Canonical Preps Security Lifeboat, Yells: Ubuntu 12.04 Hold-Outs, Get In (theregister.co.uk)
Gavin Clarke, writing for The Register: Canonical is extending the deadline for security updates for paying users of its five-year-old Ubuntu 12.04 LTS -- a first. Ubuntu 12.04 LTS will become the first Long Term Support release of Canonical's Linux to get Extended Security Maintenance (ESM). There are six LTS editions. All others have been end-of-lifed -- and given no security reprieve. LTS editions of Ubuntu Linux are released every two years. Desktop support runs for three years and the server edition receives security patches and updates for a period of five years. Security updates for 12.04 were scheduled to run out on April 28, 2017 but that now won't happen for those on Canonical's Ubuntu Advantage programme. They'll now receive important security fixes for the kernel and "most essential" userspace packages on their servers running 12.04. In what's shaping up to be Canonical's Windows XP moment over at Microsoft, the Linux spinner rolled out the lifeline because customers are clinging to 12.04.

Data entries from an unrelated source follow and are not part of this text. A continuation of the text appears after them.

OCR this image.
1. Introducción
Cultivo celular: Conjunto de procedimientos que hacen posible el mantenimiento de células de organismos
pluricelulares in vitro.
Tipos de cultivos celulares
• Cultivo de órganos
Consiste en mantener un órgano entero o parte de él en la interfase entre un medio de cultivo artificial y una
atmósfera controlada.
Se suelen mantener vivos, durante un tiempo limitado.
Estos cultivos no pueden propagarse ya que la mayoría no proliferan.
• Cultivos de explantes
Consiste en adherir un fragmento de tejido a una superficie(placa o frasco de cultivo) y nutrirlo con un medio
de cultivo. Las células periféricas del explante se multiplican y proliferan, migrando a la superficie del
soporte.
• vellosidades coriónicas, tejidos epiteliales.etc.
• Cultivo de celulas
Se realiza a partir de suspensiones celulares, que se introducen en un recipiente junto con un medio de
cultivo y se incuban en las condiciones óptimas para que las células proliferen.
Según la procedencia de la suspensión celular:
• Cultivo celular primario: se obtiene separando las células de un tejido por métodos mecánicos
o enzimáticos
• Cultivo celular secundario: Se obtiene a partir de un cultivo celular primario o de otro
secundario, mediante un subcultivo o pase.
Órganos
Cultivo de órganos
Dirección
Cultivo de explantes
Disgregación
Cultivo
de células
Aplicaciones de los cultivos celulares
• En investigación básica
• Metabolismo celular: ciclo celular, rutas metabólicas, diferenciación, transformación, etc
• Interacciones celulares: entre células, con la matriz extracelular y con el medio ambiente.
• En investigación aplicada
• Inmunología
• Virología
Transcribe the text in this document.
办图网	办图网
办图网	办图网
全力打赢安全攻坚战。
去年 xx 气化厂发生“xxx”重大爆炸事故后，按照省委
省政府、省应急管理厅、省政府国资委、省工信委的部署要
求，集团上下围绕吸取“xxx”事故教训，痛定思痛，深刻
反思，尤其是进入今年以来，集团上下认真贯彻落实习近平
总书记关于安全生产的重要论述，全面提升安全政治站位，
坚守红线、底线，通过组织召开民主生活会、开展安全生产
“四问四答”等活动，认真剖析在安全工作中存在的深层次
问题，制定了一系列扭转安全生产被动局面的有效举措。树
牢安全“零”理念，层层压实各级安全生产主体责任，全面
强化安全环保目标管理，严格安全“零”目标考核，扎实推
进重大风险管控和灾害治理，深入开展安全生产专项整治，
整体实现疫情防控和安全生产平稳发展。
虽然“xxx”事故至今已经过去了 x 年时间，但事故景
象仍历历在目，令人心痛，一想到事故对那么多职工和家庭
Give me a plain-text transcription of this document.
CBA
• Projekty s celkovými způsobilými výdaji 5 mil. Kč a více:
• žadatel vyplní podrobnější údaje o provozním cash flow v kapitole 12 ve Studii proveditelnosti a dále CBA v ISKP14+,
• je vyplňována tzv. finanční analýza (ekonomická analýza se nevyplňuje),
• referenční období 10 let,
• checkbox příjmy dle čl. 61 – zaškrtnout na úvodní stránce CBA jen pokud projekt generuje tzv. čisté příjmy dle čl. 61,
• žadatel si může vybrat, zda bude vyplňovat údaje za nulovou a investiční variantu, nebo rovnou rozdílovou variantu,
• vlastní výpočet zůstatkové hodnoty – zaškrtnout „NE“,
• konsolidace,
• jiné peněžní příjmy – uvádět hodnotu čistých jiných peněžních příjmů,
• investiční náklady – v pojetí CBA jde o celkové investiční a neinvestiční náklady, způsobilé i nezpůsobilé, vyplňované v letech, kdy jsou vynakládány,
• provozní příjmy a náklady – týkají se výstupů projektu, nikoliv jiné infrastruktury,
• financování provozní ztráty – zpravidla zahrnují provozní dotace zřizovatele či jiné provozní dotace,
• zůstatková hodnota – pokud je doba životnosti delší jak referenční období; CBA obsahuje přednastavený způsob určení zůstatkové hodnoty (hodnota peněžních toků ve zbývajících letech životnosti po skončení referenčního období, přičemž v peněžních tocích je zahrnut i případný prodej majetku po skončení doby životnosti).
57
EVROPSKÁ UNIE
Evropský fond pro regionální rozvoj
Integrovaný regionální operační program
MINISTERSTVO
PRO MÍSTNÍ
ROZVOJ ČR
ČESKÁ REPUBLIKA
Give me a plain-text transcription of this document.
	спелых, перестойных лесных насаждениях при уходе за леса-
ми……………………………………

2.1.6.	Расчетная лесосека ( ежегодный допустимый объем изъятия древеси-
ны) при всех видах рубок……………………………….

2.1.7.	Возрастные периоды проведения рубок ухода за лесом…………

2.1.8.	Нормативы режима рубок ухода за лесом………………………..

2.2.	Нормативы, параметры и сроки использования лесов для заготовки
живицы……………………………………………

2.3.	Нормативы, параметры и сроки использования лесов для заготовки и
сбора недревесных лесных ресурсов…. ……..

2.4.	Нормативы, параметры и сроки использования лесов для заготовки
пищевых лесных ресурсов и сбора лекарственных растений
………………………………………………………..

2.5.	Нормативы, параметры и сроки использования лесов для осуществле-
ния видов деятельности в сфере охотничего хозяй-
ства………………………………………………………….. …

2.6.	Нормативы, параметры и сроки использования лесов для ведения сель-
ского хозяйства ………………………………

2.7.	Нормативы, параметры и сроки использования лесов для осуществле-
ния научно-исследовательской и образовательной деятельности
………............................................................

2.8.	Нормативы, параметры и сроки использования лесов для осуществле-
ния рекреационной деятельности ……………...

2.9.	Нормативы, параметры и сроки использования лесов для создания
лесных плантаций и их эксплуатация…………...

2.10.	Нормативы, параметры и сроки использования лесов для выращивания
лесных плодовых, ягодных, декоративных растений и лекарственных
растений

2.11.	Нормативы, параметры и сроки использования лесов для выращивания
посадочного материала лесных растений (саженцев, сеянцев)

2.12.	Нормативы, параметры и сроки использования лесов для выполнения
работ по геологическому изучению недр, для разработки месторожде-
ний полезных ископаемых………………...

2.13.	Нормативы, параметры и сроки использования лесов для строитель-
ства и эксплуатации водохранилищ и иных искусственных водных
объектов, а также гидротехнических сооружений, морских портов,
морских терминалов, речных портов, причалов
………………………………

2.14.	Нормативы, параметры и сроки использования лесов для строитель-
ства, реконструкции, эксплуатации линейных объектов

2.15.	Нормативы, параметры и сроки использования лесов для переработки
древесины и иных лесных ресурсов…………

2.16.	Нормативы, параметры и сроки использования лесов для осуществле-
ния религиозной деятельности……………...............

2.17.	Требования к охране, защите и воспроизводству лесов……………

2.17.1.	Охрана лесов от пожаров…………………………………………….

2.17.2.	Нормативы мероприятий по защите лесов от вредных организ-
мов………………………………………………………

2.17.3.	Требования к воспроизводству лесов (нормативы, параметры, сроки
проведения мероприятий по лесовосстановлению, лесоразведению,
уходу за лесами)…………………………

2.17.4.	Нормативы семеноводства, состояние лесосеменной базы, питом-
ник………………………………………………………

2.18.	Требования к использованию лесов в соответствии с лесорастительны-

After all this time, there should have been enough eyeballs scouring the open source code for vulnerabilities that it should be impregnable. I cannot understand how something like this could happen with open source being constantly audited by all its users for bugs before they compile and install.
"In what's shaping up to be Canonical's Windows XP moment"
In another 5-10 years, this may be true. Mainstream support for XP lasted a decade, and some versions were supported for 13 years. 5 years support for an OS is, as The Orange Asshole would say, "Sad!".
I don't respond to AC's.
is there something "special" about 12.04? With 16.04 ubuntu got systemd-infested, but was there something after 12.04 that customers don't like? Or simply "we don't upgrade, period"?